Machine learning is a bit of a buzz term that describes the way artificial intelligence (AI) can begin to make sense of the world around it by being exposed to massive amount amounts of data.
But a new algorithm developed by researchers in the US has dramatically cut down the amount of learning time required for AI to teach itself new things, with a machine capable of recognising and drawing visual symbols that are largely indistinguishable from those drawn by people.
The research highlights how, for all our imperfections, people are actually pretty good at learning things. Whether we're learning a written character, how to operate a tool, or how to perform a dance move, humans only need a few examples before we can replicate what we've been shown.
In comparison, pattern-recognition in most machines – such as computers learning to identify particular faces, or recognise typed characters on a cheque or coupon – usually involves an extensive learning curve, which may amount to hundreds or thousands of drip-fed examples before the AI becomes accurate.
Not any more though. Using what's called a Bayesian program learning framework, the researchers created an algorithm that effectively programs itself by constructing code to reproduce particular visual symbols.
And rather than simply re-pasting the same learned character each time, the probabilistic algorithm draws the symbol slightly differently in every instance, based on a 'generative model' of how to create the character. In this respect, the AI is much like a human. We never write a letter exactly the same way, as we've only learned what it's supposed to look like, not how to reproduce an identical facsimile.
The researchers exposed their algorithm to 1,600 types of handwritten characters from 50 of the world's writing systems, including Sanskrit and Tibetan, and even invented symbols featured in the TV show Futurama.
Once the machine had learned the characters and could draw them independently, the researchers conducted a 'visual Turing test' to see if human judges could tell machine-drawn characters from ones written by human hands.

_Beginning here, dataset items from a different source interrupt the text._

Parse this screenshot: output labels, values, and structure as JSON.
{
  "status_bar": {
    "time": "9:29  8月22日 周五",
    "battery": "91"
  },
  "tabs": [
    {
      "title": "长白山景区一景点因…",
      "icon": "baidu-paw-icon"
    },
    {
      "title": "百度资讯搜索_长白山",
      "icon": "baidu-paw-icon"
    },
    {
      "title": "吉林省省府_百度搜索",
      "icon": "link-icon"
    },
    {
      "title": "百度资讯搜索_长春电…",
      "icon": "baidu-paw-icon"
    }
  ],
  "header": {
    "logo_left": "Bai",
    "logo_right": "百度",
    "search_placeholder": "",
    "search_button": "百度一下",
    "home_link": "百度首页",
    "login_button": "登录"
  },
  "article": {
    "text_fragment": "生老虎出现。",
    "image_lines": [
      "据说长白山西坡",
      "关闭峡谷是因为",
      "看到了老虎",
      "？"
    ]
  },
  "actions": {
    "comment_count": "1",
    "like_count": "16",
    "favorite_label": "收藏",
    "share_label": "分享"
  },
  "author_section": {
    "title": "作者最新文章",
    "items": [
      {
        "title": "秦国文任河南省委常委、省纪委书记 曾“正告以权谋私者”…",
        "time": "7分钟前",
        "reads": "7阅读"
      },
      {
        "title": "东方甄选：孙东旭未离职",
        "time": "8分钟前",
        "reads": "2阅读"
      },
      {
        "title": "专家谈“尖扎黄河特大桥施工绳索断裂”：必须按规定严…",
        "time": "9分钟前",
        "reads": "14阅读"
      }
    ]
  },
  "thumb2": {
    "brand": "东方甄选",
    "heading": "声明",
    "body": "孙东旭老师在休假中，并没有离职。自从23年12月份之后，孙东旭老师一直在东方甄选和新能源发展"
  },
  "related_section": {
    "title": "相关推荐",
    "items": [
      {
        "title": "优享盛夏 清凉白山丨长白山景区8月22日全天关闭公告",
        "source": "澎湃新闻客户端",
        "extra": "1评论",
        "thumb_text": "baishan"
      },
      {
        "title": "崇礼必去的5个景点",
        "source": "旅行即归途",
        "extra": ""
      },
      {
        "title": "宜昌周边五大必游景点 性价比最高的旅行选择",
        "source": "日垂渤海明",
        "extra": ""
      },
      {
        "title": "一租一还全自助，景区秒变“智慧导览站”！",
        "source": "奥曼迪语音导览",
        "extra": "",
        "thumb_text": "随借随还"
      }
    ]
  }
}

Ultimately, the machine's handwriting proved indistinguishable from human renderings of the characters, with fewer than 25 percent of judges performing much better than pure chance in telling the drawings apart. The findings are reported in Science.
"Before they get to kindergarten, children learn to recognise new concepts from just a single example, and can even imagine new examples they haven't seen," said Joshua Tenenbaum, a researcher in cognitive sciences at the Massachusetts Institute of Technology (MIT).
"We are still far from building machines as smart as a human child, but this is the first time we have had a machine able to learn and use a large class of real-world concepts – even simple visual concepts such as handwritten characters – in ways that are hard to tell apart from humans."
A machine that fools you with its handwriting may not sound like it will change the world, but the potential applications for such a 'fast study' algorithm are pretty exciting.
"Imagine if your smartphone could do this. You use a word, and your smartphone asks you what it means and is able recognise the next time you are saying that to build its repertoire," Tenenbaum told Sarah Knapton at The Telegraph.
"Improving machines' ability to quickly acquire new concepts will have a huge impact on many different artificial-intelligence-related tasks including image processing, speech recognition, facial recognition, natural language understanding and information retrieval."